Dakar 18 Review, Just because you can, doesn’t mean you should
- Developer: Bigmoon Entertainment
- Publisher: Deep Silver
- Genre: Driving Sim
- Release Date: 25/9/18
- Platforms: PS4, Xbox1, Windows
- Reviewed on:Xbox One X on 4K TV
- Game Supplied by: Publisher
I really really, wanted to get into this game, as for once there was something new to the rally/racing genre. It’s been done recently with the very good, Isle of Man TT, ie something new to the table so it was exciting to see and hear about the ambitious designs of Dakar 18 and what it could bring.
To most petrol heads, the words Dakar 18, means grueling long distance over scrub wasteland and desserts for, where mechanical reliability and excellent navigation skills result in a winning combination. So why is it then, that within the first 500 yards of the very first thing you do in the prologue, your co driver (more on him later) is screaming at you to get out the car; not that the game even tells to how, why or where to! Your meant to help retrieve a stranded competitor, but doesn’t explain that you need to stop in front of them, to use the winch at the back. The irony is, your very shouty co driver who just screamed at you to stop and help him, when you do, then bemoans that you need to keep going. Make your mind up !
Not that you would want to get out of your car anyway as the landscape and graphics of the game are terrible. I had to pinch myself that i wasn’t playing a PS2 game, let alone a PS3 or current gen one. Even great driving sims on the PS2 looks better than this on the same tv. Dakar 18 has very limited rendering, detail, and interest. Even in the real world there is not much to look at so that translates to a boring looking game, which isn’t done very well anyway. This is probably because the developers have made one of the biggest open world games to date, with no loading times to help you travel in it.
To be fair, they have succeeded in their ambition here of a wide open, easy to get lost into gaming area, which is exactly how the real Dakar 18 is. There is also great realism in the awfully over complicated, but realistic navigation system. Much like the real world there are no way points marked magically in the air for you to follow. Here, like the real event, are GPS coordinates you need to drive to in the middle of nowhere, with no visual reference, to trigger a “note passed” screen that the checkpoint has been hit, and on to the next. As real as this is, it’s I found I spent more time looking at the compass and driving notes as i’m driving as I was outside the windscreen.

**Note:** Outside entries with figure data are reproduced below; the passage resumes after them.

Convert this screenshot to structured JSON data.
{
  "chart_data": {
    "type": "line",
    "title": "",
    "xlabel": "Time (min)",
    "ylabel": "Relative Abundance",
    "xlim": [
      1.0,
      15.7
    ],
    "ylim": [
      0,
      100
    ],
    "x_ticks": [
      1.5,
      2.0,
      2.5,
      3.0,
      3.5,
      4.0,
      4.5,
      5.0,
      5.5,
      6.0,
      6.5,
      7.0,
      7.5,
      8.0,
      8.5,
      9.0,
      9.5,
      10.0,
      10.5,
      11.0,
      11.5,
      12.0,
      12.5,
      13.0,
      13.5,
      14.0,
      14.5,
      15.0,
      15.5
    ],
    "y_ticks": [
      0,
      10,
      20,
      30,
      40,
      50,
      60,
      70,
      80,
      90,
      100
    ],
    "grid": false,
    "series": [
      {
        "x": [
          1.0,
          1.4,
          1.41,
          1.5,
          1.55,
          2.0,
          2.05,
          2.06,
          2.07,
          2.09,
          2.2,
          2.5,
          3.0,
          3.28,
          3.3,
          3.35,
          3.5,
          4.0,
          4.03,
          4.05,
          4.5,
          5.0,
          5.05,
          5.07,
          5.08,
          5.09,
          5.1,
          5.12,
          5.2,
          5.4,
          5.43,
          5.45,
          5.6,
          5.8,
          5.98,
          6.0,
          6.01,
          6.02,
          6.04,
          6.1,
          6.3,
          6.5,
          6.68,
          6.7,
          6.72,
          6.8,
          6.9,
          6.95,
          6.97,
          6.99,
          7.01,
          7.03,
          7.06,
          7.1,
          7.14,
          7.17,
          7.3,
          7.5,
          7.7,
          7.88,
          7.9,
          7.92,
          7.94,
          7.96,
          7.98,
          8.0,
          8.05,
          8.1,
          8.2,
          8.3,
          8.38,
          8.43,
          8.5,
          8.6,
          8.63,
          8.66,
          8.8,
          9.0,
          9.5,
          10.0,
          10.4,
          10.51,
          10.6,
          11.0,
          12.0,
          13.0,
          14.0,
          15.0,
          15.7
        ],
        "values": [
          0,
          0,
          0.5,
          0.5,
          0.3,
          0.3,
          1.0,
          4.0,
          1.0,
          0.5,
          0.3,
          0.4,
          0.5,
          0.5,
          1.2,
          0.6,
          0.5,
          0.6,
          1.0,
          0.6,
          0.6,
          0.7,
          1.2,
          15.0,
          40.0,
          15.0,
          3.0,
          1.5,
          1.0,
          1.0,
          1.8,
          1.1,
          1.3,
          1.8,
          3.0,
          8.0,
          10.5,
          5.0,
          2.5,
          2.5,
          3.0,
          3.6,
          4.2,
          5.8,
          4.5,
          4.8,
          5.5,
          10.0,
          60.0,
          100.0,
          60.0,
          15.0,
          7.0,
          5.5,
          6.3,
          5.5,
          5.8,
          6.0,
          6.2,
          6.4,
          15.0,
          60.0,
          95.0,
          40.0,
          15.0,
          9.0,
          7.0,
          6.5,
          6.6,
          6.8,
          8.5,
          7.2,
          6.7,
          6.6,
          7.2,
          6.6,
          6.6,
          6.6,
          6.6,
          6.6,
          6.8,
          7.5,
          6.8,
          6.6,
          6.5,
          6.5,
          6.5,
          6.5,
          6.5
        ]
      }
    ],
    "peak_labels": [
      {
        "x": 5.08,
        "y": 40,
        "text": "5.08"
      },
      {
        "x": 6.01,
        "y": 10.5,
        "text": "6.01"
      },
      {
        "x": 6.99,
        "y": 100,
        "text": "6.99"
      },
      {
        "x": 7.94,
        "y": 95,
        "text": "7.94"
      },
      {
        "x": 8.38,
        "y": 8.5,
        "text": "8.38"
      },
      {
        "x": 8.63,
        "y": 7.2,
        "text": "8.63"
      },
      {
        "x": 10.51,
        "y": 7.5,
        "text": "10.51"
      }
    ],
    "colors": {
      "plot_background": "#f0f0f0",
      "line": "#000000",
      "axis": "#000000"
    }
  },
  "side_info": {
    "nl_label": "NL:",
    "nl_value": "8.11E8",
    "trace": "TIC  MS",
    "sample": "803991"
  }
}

While doing this I soon noticed the discrepancies between the driver notes, compass, and my co driver. For example, the notes said take a sharp right, then sharp left, my co driver is shouting at me to take the track on the right now, when there was no actual track to the right on the screen, yet I was looking at a track straight ahead with a middle, with only a slight veer to the left and slight veer to the right tracks off it. The point being, at times, none of the notes matched.

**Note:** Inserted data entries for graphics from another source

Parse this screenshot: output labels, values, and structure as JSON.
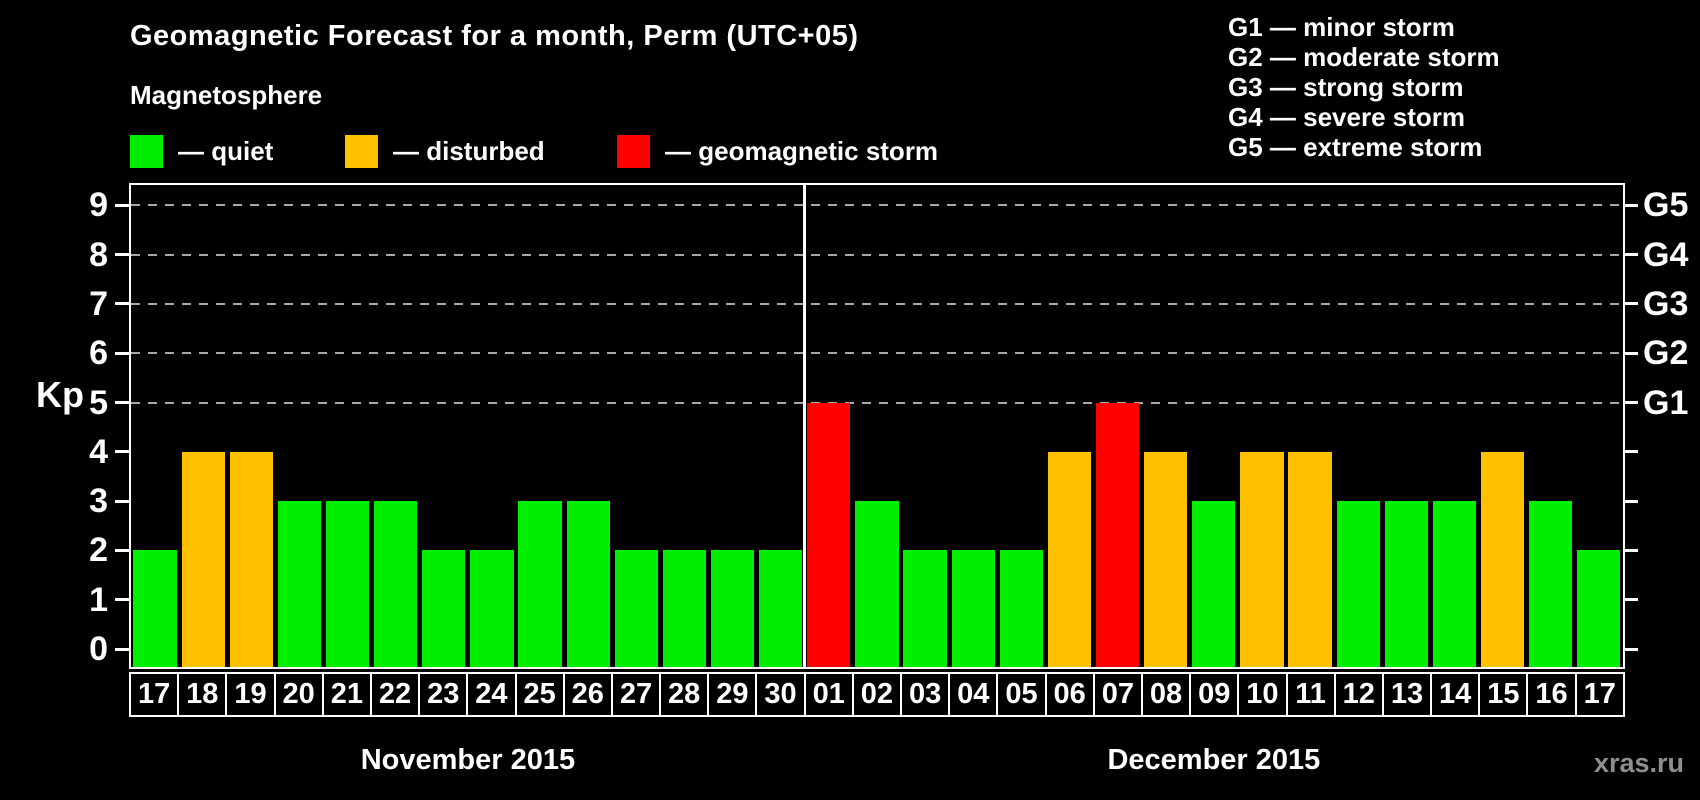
{
  "header": {
    "title": "Geomagnetic Forecast for a month, Perm (UTC+05)",
    "subtitle": "Magnetosphere"
  },
  "legend": {
    "items": [
      {
        "label": "— quiet",
        "status": "quiet",
        "color": "#00ee00"
      },
      {
        "label": "— disturbed",
        "status": "disturbed",
        "color": "#ffc000"
      },
      {
        "label": "— geomagnetic storm",
        "status": "storm",
        "color": "#ff0000"
      }
    ]
  },
  "g_legend": {
    "lines": [
      "G1 — minor storm",
      "G2 — moderate storm",
      "G3 — strong storm",
      "G4 — severe storm",
      "G5 — extreme storm"
    ]
  },
  "axis": {
    "kp_label": "Kp",
    "left_ticks": [
      "0",
      "1",
      "2",
      "3",
      "4",
      "5",
      "6",
      "7",
      "8",
      "9"
    ],
    "right_labels": [
      {
        "label": "G1",
        "kp": 5
      },
      {
        "label": "G2",
        "kp": 6
      },
      {
        "label": "G3",
        "kp": 7
      },
      {
        "label": "G4",
        "kp": 8
      },
      {
        "label": "G5",
        "kp": 9
      }
    ]
  },
  "watermark": "xras.ru",
  "chart_data": {
    "type": "bar",
    "title": "Geomagnetic Forecast for a month, Perm (UTC+05)",
    "ylabel": "Kp",
    "ylim": [
      0,
      9
    ],
    "grid": "dashed horizontal at Kp 5-9",
    "gridlines_at_kp": [
      5,
      6,
      7,
      8,
      9
    ],
    "legend_position": "top",
    "status_colors": {
      "quiet": "#00ee00",
      "disturbed": "#ffc000",
      "storm": "#ff0000"
    },
    "months": [
      {
        "label": "November 2015",
        "days": [
          "17",
          "18",
          "19",
          "20",
          "21",
          "22",
          "23",
          "24",
          "25",
          "26",
          "27",
          "28",
          "29",
          "30"
        ],
        "kp": [
          2,
          4,
          4,
          3,
          3,
          3,
          2,
          2,
          3,
          3,
          2,
          2,
          2,
          2
        ],
        "status": [
          "quiet",
          "disturbed",
          "disturbed",
          "quiet",
          "quiet",
          "quiet",
          "quiet",
          "quiet",
          "quiet",
          "quiet",
          "quiet",
          "quiet",
          "quiet",
          "quiet"
        ]
      },
      {
        "label": "December 2015",
        "days": [
          "01",
          "02",
          "03",
          "04",
          "05",
          "06",
          "07",
          "08",
          "09",
          "10",
          "11",
          "12",
          "13",
          "14",
          "15",
          "16",
          "17"
        ],
        "kp": [
          5,
          3,
          2,
          2,
          2,
          4,
          5,
          4,
          3,
          4,
          4,
          3,
          3,
          3,
          4,
          3,
          2
        ],
        "status": [
          "storm",
          "quiet",
          "quiet",
          "quiet",
          "quiet",
          "disturbed",
          "storm",
          "disturbed",
          "quiet",
          "disturbed",
          "disturbed",
          "quiet",
          "quiet",
          "quiet",
          "disturbed",
          "quiet",
          "quiet"
        ]
      }
    ]
  }
}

The problem with this is, you can carry on thinking your going the right way, miss a whole heap of checkpoints with no clue that you are missing checkpoints until you finish and are then told you have failed. So you have to rinse repeat all over again, sometimes guessing despite the notes and co driver, until you figure it out.
So very soon I became frustrated with the game as it was doing it’s best not to help me, even on the easiest setting. Add to this sense of frustration of not really knowing where to go half the time despite understanding the driver notes, compass headings and co drivers rants, I found the handling deplorable. Vehicles have a distinct tendency to want to initiate a tank slapper at the slightest whiff of turning at speed. It could be argued that this is down to using a controller (much like Project Cars 1) but then as Dakar 18 currently has no wheel support, it’s all you can use right now anyway. Controls and the feel felt over reacting and the suspension too spongy. Every car/vehicle, felt very top heavy, and for want of another word, wobbly, to handle.

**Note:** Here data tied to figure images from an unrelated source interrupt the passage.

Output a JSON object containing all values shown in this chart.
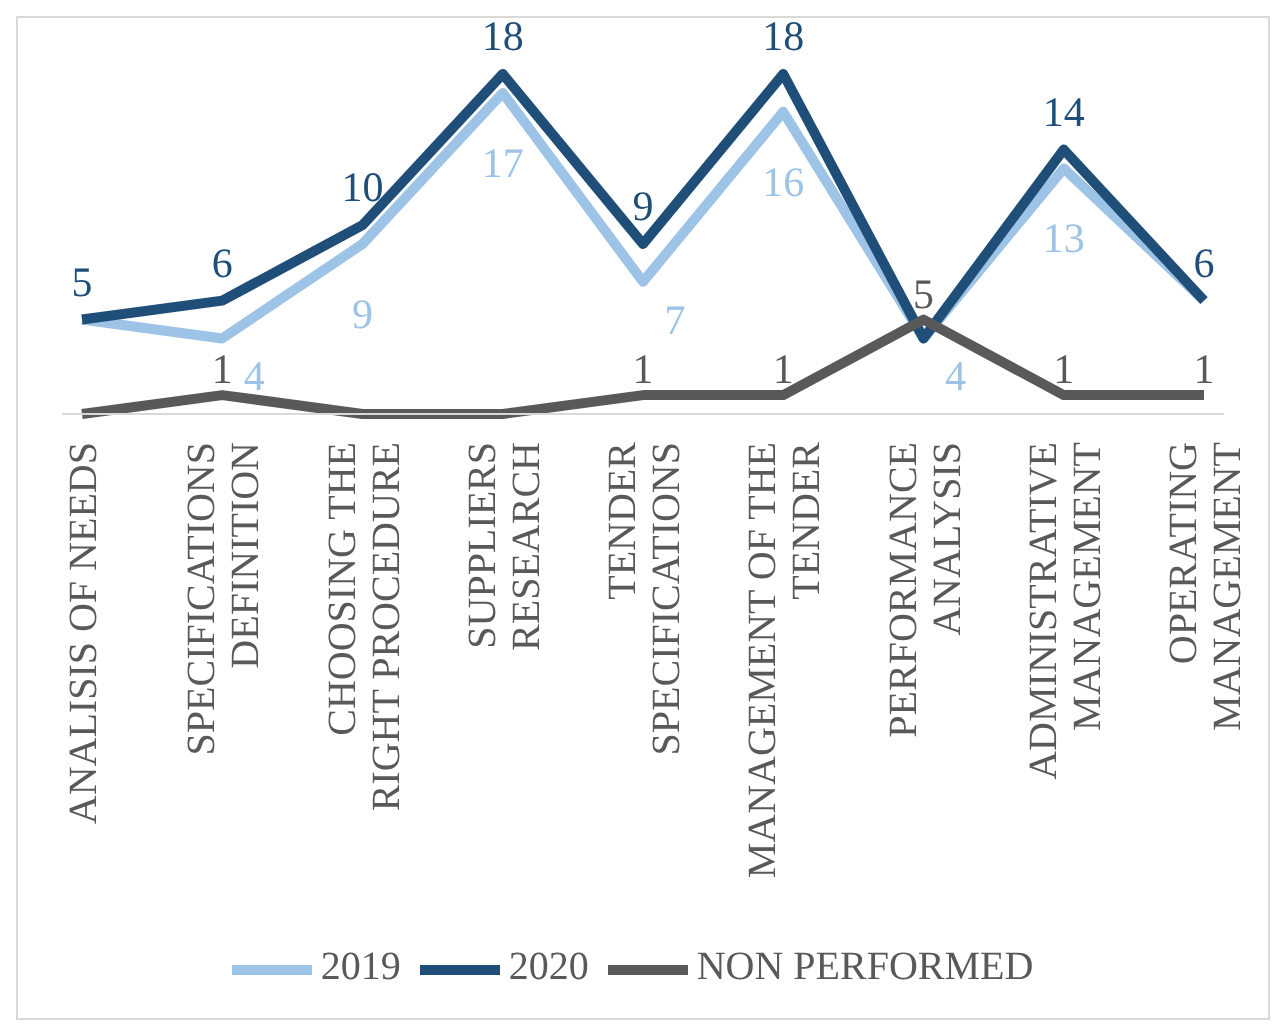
{
  "chart_data": {
    "type": "line",
    "categories": [
      "ANALISIS OF NEEDS",
      "SPECIFICATIONS DEFINITION",
      "CHOOSING THE RIGHT PROCEDURE",
      "SUPPLIERS RESEARCH",
      "TENDER SPECIFICATIONS",
      "MANAGEMENT OF THE TENDER",
      "PERFORMANCE ANALYSIS",
      "ADMINISTRATIVE MANAGEMENT",
      "OPERATING MANAGEMENT"
    ],
    "series": [
      {
        "name": "2019",
        "color": "#9dc3e6",
        "values": [
          5,
          4,
          9,
          17,
          7,
          16,
          4,
          13,
          6
        ],
        "value_labels": [
          null,
          "4",
          "9",
          "17",
          "7",
          "16",
          "4",
          "13",
          null
        ]
      },
      {
        "name": "2020",
        "color": "#1f4e79",
        "values": [
          5,
          6,
          10,
          18,
          9,
          18,
          4,
          14,
          6
        ],
        "value_labels": [
          "5",
          "6",
          "10",
          "18",
          "9",
          "18",
          null,
          "14",
          "6"
        ]
      },
      {
        "name": "NON PERFORMED",
        "color": "#595959",
        "values": [
          0,
          1,
          0,
          0,
          1,
          1,
          5,
          1,
          1
        ],
        "value_labels": [
          null,
          "1",
          null,
          null,
          "1",
          "1",
          "5",
          "1",
          "1"
        ]
      }
    ],
    "legend": "bottom",
    "marker": "none",
    "line_style": "solid",
    "grid": false
  }
}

Then added to that, as the visuals are so archaic, I couldn’t even define what was quicksand to normal sand and quite easily got bogged down in it. Driving into rocks, (the big black things) resulted in damage to the car which you then had to repair at the click of a button but used up time in doing so.
The sound design of the game was acceptable, with the highlights being the engine noises vary for the vehicle you use quite well, and sound authentic, however, what with Mr Shout and complain a lot Co driver, nagging you to the finish, and average sound effects whilst going over various types of ground, the audio did what it should do just not very well.
I then ventured into the multiplayer lobbies, but couldn’t find a lobby to join to comment on how these played. Frankly that says it all to me about this game.
Despite my whingings above, there is the nuts and bolts of a decent game here. I can forgive the game for it’s average graphics, bad handling, and confusing navigation system, as if you are hardcore and a dedicated fan, spend a lot of time getting used to it all, you can get over these and play the game perfectly well. However there is one major flaw, and that simply is, none of it is fun. Why would you make a game of real world event that can only be described as a long boring drive?
It’s just driving drudgery, and Dakar 18, despite its flaws, re-creates that feel perfectly, so the question begs, why bother?